Assistant Professor of Pediatrics

Dana-Farber Cancer Institute

Machine Learning-based Risk Prediction for Children with Medulloblastoma

 

Key Words: Medulloblastoma, Childhood brain tumors, Molecular diagnostics, DNA methylation, Risk prediction, Machine learning/Artificial intelligence

Brain tumors are among the most devastating medical conditions in humans. While brain tumors are most common in adults, there are certain types that only affect children. In fact, among all cancers that occur in children, brain tumors are now responsible for the most deaths. Surviving patients often develop long-term neurological and cognitive deficits. This is due to brain injury caused by the tumor itself and treatment with chemotherapy and radiation therapy, which can have detrimental effects on the developing nervous system. Treatment intensity therefore needs to carefully balance the risk of not eliminating the tumor with the adverse effects caused by the treatment itself.

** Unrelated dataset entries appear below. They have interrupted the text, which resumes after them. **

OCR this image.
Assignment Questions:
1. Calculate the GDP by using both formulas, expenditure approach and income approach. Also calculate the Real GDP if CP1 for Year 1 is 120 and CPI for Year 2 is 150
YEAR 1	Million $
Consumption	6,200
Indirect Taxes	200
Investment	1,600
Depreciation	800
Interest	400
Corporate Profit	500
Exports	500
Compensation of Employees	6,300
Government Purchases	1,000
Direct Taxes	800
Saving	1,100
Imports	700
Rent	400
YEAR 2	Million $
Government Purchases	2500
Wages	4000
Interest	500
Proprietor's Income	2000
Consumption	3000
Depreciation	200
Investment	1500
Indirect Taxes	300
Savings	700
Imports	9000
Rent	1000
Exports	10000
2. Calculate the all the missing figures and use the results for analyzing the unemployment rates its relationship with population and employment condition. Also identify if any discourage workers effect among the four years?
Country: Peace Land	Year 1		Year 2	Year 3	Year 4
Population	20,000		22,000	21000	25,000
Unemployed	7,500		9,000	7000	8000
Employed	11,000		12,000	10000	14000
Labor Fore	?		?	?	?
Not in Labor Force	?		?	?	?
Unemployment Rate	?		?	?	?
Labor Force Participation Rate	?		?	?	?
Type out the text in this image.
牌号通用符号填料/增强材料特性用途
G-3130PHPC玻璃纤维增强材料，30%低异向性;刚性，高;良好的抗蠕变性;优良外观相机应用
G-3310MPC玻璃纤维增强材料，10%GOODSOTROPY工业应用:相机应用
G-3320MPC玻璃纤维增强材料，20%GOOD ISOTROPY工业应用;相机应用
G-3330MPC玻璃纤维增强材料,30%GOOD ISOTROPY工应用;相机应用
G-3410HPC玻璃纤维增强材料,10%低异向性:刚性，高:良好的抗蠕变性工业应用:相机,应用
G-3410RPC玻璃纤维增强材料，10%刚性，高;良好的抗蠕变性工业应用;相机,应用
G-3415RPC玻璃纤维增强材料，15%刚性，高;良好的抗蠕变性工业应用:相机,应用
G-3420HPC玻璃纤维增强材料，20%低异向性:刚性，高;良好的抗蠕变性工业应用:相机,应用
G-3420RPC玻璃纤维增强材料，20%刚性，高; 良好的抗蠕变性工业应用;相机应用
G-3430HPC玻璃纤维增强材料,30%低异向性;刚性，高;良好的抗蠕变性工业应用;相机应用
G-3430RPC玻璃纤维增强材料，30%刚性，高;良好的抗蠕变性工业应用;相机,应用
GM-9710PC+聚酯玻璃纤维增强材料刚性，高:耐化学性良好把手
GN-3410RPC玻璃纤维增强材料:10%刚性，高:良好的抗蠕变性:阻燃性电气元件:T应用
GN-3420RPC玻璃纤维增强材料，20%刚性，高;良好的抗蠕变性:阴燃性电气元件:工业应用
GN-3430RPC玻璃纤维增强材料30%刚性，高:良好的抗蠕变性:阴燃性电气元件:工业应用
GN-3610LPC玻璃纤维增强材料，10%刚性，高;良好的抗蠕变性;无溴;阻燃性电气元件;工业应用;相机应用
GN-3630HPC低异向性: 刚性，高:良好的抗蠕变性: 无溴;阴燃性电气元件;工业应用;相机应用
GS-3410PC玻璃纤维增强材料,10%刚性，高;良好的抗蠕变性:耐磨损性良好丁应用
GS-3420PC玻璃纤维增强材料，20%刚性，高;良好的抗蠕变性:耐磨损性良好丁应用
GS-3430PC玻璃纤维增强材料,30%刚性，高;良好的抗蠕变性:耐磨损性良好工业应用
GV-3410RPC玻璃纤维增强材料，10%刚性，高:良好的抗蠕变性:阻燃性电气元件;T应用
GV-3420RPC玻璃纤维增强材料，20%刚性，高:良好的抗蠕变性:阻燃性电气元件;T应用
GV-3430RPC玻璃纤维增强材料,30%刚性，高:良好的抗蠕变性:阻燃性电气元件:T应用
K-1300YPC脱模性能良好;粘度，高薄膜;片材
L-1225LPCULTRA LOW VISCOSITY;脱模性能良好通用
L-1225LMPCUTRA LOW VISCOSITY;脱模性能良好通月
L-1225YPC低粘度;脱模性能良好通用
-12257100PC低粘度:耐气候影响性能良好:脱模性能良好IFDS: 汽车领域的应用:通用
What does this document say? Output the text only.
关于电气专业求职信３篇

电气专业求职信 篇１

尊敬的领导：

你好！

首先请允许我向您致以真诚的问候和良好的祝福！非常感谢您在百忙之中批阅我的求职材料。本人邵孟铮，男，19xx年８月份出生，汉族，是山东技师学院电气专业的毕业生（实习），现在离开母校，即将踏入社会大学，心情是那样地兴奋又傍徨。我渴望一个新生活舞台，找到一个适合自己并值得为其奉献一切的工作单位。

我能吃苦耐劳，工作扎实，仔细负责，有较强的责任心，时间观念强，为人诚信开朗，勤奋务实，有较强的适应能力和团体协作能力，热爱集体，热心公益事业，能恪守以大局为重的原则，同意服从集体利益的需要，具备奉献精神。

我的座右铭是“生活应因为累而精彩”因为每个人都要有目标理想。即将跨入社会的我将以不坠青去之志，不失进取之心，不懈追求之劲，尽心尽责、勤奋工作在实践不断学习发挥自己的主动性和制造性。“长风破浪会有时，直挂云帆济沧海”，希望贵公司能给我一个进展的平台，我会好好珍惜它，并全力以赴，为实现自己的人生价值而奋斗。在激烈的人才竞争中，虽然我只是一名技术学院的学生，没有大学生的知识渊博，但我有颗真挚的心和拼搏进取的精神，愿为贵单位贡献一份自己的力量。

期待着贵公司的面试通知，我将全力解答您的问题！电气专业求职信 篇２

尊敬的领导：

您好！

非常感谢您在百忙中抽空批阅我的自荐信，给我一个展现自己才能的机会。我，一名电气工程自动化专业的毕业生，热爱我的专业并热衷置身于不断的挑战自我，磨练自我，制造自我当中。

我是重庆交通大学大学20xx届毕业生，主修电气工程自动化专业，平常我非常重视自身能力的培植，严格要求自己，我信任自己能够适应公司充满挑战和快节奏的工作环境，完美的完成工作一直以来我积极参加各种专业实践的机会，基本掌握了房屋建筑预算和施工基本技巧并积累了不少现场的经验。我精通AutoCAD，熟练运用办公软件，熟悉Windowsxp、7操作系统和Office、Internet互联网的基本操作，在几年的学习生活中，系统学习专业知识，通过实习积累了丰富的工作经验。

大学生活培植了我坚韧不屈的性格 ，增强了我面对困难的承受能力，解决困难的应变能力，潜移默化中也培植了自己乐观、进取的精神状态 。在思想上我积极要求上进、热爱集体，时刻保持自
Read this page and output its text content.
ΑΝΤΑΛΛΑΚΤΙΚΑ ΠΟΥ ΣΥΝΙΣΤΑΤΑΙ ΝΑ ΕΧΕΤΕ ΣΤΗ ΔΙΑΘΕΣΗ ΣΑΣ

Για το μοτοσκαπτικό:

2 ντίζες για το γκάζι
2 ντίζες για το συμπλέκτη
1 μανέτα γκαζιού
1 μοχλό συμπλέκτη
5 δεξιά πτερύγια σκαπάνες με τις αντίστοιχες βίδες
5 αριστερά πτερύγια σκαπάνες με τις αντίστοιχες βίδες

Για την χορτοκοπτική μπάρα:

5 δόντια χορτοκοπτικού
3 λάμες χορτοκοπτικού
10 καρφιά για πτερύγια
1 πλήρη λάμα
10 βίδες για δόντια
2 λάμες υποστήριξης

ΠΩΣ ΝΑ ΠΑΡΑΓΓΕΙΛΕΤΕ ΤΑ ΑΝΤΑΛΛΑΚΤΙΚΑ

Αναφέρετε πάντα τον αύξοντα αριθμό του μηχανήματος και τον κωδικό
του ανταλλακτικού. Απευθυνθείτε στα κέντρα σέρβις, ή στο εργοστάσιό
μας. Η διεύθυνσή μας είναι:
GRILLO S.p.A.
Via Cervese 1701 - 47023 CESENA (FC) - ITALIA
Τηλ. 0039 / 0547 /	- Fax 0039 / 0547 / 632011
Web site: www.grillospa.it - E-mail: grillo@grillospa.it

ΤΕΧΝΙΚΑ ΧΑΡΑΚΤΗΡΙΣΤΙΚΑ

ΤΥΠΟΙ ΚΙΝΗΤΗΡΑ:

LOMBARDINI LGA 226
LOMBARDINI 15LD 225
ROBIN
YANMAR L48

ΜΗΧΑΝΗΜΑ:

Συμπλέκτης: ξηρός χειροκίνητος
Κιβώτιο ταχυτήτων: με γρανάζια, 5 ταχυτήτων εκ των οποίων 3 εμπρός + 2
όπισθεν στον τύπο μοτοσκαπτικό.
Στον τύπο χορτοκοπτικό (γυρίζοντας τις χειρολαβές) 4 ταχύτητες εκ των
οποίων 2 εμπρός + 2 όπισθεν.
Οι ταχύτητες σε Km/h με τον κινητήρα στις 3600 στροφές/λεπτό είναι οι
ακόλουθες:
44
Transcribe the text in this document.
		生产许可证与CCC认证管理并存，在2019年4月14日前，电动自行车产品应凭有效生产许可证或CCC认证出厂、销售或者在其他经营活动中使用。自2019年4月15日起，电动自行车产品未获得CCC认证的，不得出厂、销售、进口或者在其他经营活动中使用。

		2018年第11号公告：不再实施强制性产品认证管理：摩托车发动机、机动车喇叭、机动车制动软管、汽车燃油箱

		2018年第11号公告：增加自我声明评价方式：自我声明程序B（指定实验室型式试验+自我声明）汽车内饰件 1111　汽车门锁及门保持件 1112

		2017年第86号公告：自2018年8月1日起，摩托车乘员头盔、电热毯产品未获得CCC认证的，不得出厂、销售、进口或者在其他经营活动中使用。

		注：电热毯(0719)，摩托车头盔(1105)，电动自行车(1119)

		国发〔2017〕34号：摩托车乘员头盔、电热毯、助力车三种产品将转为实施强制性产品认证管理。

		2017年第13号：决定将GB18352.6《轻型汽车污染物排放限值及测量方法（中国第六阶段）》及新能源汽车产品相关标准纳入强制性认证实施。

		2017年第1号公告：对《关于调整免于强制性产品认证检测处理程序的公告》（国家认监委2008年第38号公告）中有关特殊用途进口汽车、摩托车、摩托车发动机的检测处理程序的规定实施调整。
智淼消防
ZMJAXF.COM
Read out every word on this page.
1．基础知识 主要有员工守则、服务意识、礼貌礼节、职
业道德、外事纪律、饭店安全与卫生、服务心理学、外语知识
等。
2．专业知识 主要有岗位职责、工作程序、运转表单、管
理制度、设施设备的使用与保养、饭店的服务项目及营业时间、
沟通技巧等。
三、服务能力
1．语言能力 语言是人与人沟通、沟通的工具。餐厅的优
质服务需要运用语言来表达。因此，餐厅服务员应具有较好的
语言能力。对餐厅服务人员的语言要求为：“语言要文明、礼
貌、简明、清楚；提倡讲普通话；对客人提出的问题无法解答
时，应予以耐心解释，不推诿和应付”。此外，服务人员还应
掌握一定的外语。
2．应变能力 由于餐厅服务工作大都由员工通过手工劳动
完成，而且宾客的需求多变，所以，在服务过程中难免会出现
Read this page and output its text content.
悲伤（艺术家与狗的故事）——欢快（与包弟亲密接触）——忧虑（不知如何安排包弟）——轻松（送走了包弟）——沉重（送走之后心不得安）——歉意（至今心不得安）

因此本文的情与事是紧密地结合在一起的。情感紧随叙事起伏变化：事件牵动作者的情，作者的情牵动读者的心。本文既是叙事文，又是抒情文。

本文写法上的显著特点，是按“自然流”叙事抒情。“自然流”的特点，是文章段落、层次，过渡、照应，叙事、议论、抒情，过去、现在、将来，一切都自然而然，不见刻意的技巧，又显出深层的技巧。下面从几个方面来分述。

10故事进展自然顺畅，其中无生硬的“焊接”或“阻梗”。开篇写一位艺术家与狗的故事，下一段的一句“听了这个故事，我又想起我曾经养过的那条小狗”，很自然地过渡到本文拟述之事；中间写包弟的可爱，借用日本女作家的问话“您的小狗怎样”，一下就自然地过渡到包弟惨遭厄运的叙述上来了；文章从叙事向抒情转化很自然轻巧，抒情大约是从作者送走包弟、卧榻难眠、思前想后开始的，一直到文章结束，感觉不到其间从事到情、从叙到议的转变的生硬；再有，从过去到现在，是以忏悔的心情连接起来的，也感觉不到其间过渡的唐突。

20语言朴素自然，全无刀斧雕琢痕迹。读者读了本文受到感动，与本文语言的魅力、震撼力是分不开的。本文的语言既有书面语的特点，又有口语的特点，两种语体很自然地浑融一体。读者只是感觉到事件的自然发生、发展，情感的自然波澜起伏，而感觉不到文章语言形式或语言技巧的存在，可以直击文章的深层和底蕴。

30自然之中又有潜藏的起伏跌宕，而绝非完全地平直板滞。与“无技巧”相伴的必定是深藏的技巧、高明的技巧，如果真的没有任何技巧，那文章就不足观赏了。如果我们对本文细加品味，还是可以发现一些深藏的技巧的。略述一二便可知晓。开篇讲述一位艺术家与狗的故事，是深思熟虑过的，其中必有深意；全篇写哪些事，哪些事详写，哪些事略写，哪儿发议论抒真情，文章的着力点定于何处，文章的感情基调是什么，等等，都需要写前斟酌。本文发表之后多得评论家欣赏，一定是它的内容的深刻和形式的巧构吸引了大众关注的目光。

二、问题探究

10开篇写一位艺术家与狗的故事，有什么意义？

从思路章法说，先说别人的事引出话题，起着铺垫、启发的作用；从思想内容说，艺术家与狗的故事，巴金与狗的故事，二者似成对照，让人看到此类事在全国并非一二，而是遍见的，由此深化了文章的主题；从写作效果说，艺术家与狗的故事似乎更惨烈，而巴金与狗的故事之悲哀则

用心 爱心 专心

My past and future research centers around better understanding, diagnosing and treating brain tumors in children. There is great potential in using modern genomic techniques and advanced computer algorithms (artificial intelligence) to make accurate predictions if a patient is at high or low risk of relapsing and dying of their disease. These predictions can then be used to guide decisions on treatment intensity for young patients.  Currently, these predictions are based on a small number of clinical and molecular parameters. I propose to develop a model that utilizes half a million of epigenetic markers that are measured in tumor tissues from patients. (“Epigenetic” refers to modifications of the genome that determine how it is regulated). To create this prediction model, my team and I will use data from more than one thousand patients that have been enrolled in clinical trials. Our machine learning algorithms will then automatically “learn” complicated combinations of epigenetic markers that provide accurate predictions in a much better way than any human could do.

The resulting prediction model will be a valuable tool in research and clinical practice, with the potential to improve treatments and lives of children with brain tumors. The concepts and technologies developed in this project will function as an early example of the application of artificial intelligence in healthcare and could be broadly applied to other types of cancer.